Universal Character Names in Literals

ISO/IEC JTC1 SC22 WG21 N2170 = 07-0030 - 2007-02-02

Lawrence Crowl

Problem: Excessive Exclusion of Some Characters

The current standard prohibits using universal character names to specify many characters, in particular the control characters (00-1F, 7F-9F) and the basic source characters (20-23 !"#, 25-3F %&'()*+,-./0123456789:;<=>?, 41-5F ABCDEFGHIJKLMNOPQRSTUVWXYZ[\]^_, 61-7E abcdefghijklmnopqrstuvwxyz{|}~). By implication, the standard permits specifying the printable ASCII characters 24 $, 40 @, and 60 `.

While the prohibition against basic source characters is generally not a significant problem, the prohibition against control characters within character and string literals causes programmers to fall back upon traditional escape sequences, which makes the code more platform-dependent.

For example, the high control characters of Unicode (80-9F) have code points with different meanings in windows-1252. In UTF-8, those points also have a different representation. For example, "\u0085" would be "\xC2\x85".

Problem: Excessive Inclusion of Some Values

The current C++ standard permits specification of universal characters within the range D800 through DFFF inclusive. These values do not identify characters, but rather identify half of surrogate pairs. The C 1999 standard prohibits specification of these values.

This problem is core issue number 558, and this paper proposes a solution to that issue.

The only potential need for values within this range is processing of strings. In those rare cases, use of direct numeric constants (e.g. 0xD83F) will suffice.

Solution

We propose to lift the prohibitions on control and basic source universal character names within character and string literals. We propose to add prohibitions against surrogate values in all universal character names.
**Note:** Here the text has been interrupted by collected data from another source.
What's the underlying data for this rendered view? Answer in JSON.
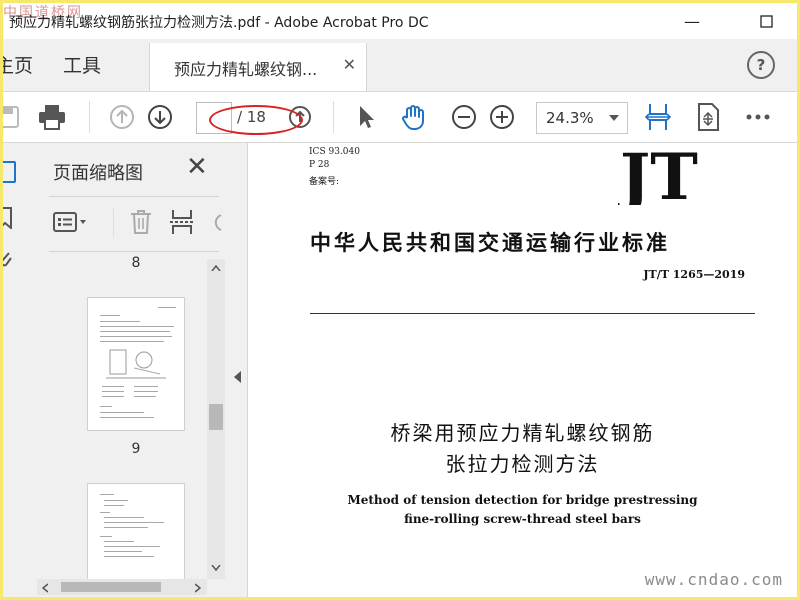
{
  "watermark": {
    "top_left": "中国道桥网",
    "bottom_right": "www.cndao.com"
  },
  "window": {
    "title": "预应力精轧螺纹钢筋张拉力检测方法.pdf - Adobe Acrobat Pro DC"
  },
  "menu": {
    "home_label": "主页",
    "tools_label": "工具",
    "doc_tab_label": "预应力精轧螺纹钢...",
    "help": "?"
  },
  "toolbar": {
    "page_current": "",
    "page_total": "/ 18",
    "zoom": "24.3%"
  },
  "panel": {
    "title": "页面缩略图",
    "thumbs": [
      {
        "label": "8"
      },
      {
        "label": "9"
      }
    ]
  },
  "document": {
    "logo_text": "JT",
    "ics": "ICS 93.040",
    "class_code": "P 28",
    "filing_label": "备案号:",
    "title": "中华人民共和国交通运输行业标准",
    "code": "JT/T 1265—2019",
    "cn_title_line1": "桥梁用预应力精轧螺纹钢筋",
    "cn_title_line2": "张拉力检测方法",
    "en_title_line1": "Method of tension detection for bridge prestressing",
    "en_title_line2": "fine-rolling screw-thread steel bars"
  },
  "colors": {
    "annotation_red": "#d62222",
    "hand_tool_blue": "#1f73c8",
    "watermark_red": "#be3c3c"
  }
}
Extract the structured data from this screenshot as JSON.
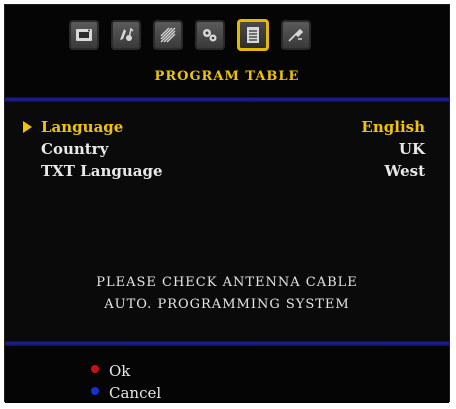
{
  "menu": {
    "title": "PROGRAM TABLE",
    "icons": [
      {
        "name": "picture-icon",
        "active": false
      },
      {
        "name": "sound-icon",
        "active": false
      },
      {
        "name": "feature-icon",
        "active": false
      },
      {
        "name": "install-icon",
        "active": false
      },
      {
        "name": "program-table-icon",
        "active": true
      },
      {
        "name": "source-icon",
        "active": false
      }
    ],
    "accent_color": "#f2c400",
    "separator_color": "#1e1e9c"
  },
  "settings": [
    {
      "label": "Language",
      "value": "English",
      "selected": true
    },
    {
      "label": "Country",
      "value": "UK",
      "selected": false
    },
    {
      "label": "TXT Language",
      "value": "West",
      "selected": false
    }
  ],
  "messages": {
    "line1": "PLEASE CHECK ANTENNA CABLE",
    "line2": "AUTO. PROGRAMMING SYSTEM"
  },
  "footer": {
    "ok_label": "Ok",
    "ok_color": "#cc1010",
    "cancel_label": "Cancel",
    "cancel_color": "#1a2fd0"
  }
}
The existing wording in the phases of translation (2.1) and existing grammar for character (2.13.2) and string (2.13.4) literals prevents problems parsing literals because interpretation of the universal character names occurs after tokenization. Because the prohibitions remain outside of string literals, the existing parse is not affected.

2.2 Character sets [lex.charset]

In paragraph 2, edit

The universal-character-name construct provides a way to name other characters.

hex-quad:

hexadecimal-digit hexadecimal-digit hexadecimal-digit hexadecimal-digit

universal-character-name:

\u hex-quad

\U hex-quad hex-quad

The character designated by the universal-character-name \UNNNNNNNN is that character whose character short name in ISO/IEC 10646 is NNNNNNNN; the character designated by the universal-character-name \uNNNN is that character whose character short name in ISO/IEC 10646 is 0000NNNN. If the hexadecimal value for a universal character name corresponds to a surrogate code point (in the range 0xD800-0xDFFF, inclusive), the program is ill-formed. Additionally, if the hexadecimal value for a universal character name outside a character or string literal ~~is less than 0x20, or in the range 0x7F-0x9F (inclusive),~~ corresponds to a control character (in either of the ranges 0x0-0x1F or 0x7F-0x9F, both inclusive) or to ~~if the universal character name designates~~ a character in the basic source character set, ~~then~~ the program is ill-formed.